Monday, June 11, 2007

SCOTUS Holding re CERCLA Liability

U.S. v. Atlantic Research Corp. (No. 06-562) , 459 F. 3d 827, June 11, 2007.

Holding: Because §107(a)(4)(B)’s plain terms allow a potentially responsible party ("PRP") to recover costs from other PRPs, the statute provides Atlantic Research with a cause of action.

Implications: In the case of reimbursement, a PRP cannot choose §107(a)’s longer statute of limitations for recovery actions over §113(f)’s shorter one for contribution claims. Similarly, a PRP could not avoid §113(f)’s equitable distribution of reimbursement costs among PRPs by instead choosing to impose joint and several liability under §107(a). That choice of remedies simply does not exist, and in any event, a defendant PRP in a §107(a) suit could blunt any such distribution by filing a §113(f) counterclaim.

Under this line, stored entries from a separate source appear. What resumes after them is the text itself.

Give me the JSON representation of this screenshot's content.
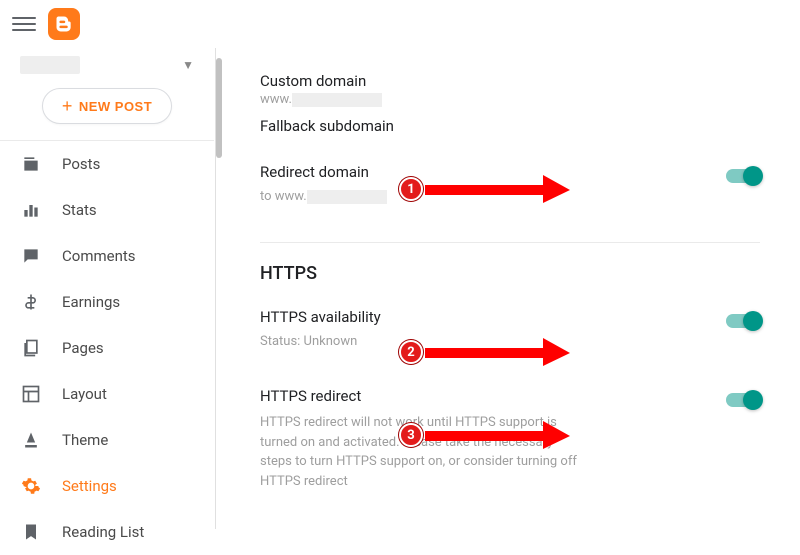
{
  "header": {
    "new_post_label": "NEW POST"
  },
  "sidebar": {
    "items": [
      {
        "label": "Posts"
      },
      {
        "label": "Stats"
      },
      {
        "label": "Comments"
      },
      {
        "label": "Earnings"
      },
      {
        "label": "Pages"
      },
      {
        "label": "Layout"
      },
      {
        "label": "Theme"
      },
      {
        "label": "Settings"
      },
      {
        "label": "Reading List"
      }
    ]
  },
  "settings": {
    "custom_domain": {
      "label": "Custom domain",
      "value_prefix": "www."
    },
    "fallback_subdomain": {
      "label": "Fallback subdomain"
    },
    "redirect_domain": {
      "label": "Redirect domain",
      "to_prefix": "to www."
    },
    "https": {
      "section_title": "HTTPS",
      "availability_label": "HTTPS availability",
      "availability_status": "Status: Unknown",
      "redirect_label": "HTTPS redirect",
      "redirect_desc": "HTTPS redirect will not work until HTTPS support is turned on and activated. Please take the necessary steps to turn HTTPS support on, or consider turning off HTTPS redirect"
    }
  },
  "annotations": {
    "a1": "1",
    "a2": "2",
    "a3": "3"
  }
}
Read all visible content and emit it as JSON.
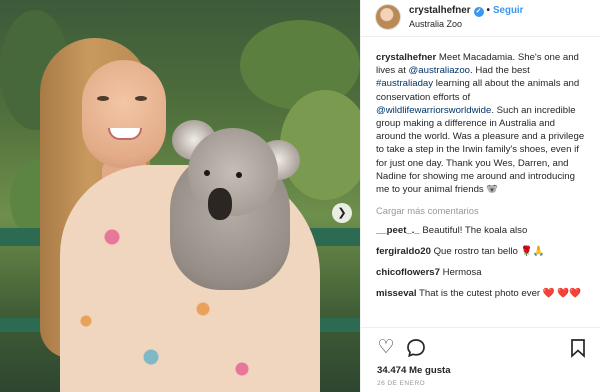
{
  "photo": {
    "alt_subject": "koala-photo"
  },
  "header": {
    "username": "crystalhefner",
    "separator": "•",
    "follow_label": "Seguir",
    "location": "Australia Zoo"
  },
  "caption": {
    "username": "crystalhefner",
    "text1": " Meet Macadamia. She's one and lives at ",
    "mention1": "@australiazoo",
    "text2": ". Had the best ",
    "hashtag": "#australiaday",
    "text3": " learning all about the animals and conservation efforts of ",
    "mention2": "@wildlifewarriorsworldwide",
    "text4": ". Such an incredible group making a difference in Australia and around the world. Was a pleasure and a privilege to take a step in the Irwin family's shoes, even if for just one day. Thank you Wes, Darren, and Nadine for showing me around and introducing me to your animal friends 🐨"
  },
  "load_more_label": "Cargar más comentarios",
  "comments": [
    {
      "user": "__peet_._",
      "text": " Beautiful! The koala also"
    },
    {
      "user": "fergiraldo20",
      "text": " Que rostro tan bello 🌹🙏"
    },
    {
      "user": "chicoflowers7",
      "text": " Hermosa"
    },
    {
      "user": "misseval",
      "text": " That is the cutest photo ever ❤️ ❤️❤️"
    }
  ],
  "stats": {
    "likes": "34.474 Me gusta",
    "date": "26 DE ENERO"
  },
  "colors": {
    "accent": "#3897f0",
    "heart": "#ed4956",
    "muted": "#999999"
  }
}
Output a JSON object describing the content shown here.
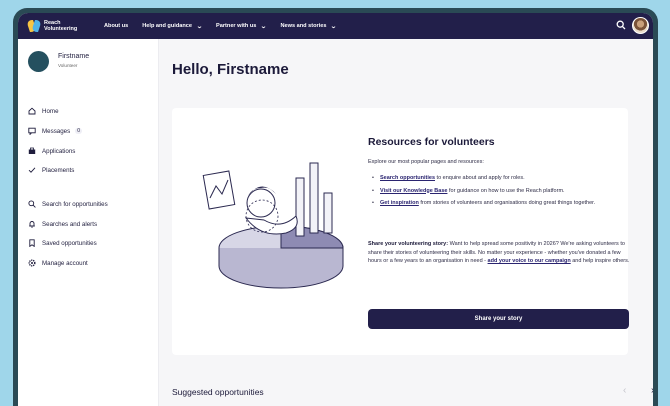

Permitting PRPs to seek recovery under §107(a) will not eviscerate §113(f)(2), which prohibits §113(f) contribution claims against “[a] person who has resolved its liability to the United States or a State in an administrative or judicially approved settlement … .” Although that settlement bar does not by its terms protect against §107(a) cost-recovery liability, a district court applying traditional equity rules would undoubtedly consider any prior settlement in the liability calculus; the settlement bar continues to provide significant protection from contribution suits by PRPs that have inequitably reimbursed costs incurred by another party; and settlement carries the inherent benefit of finally resolving liability as to the United States or a State.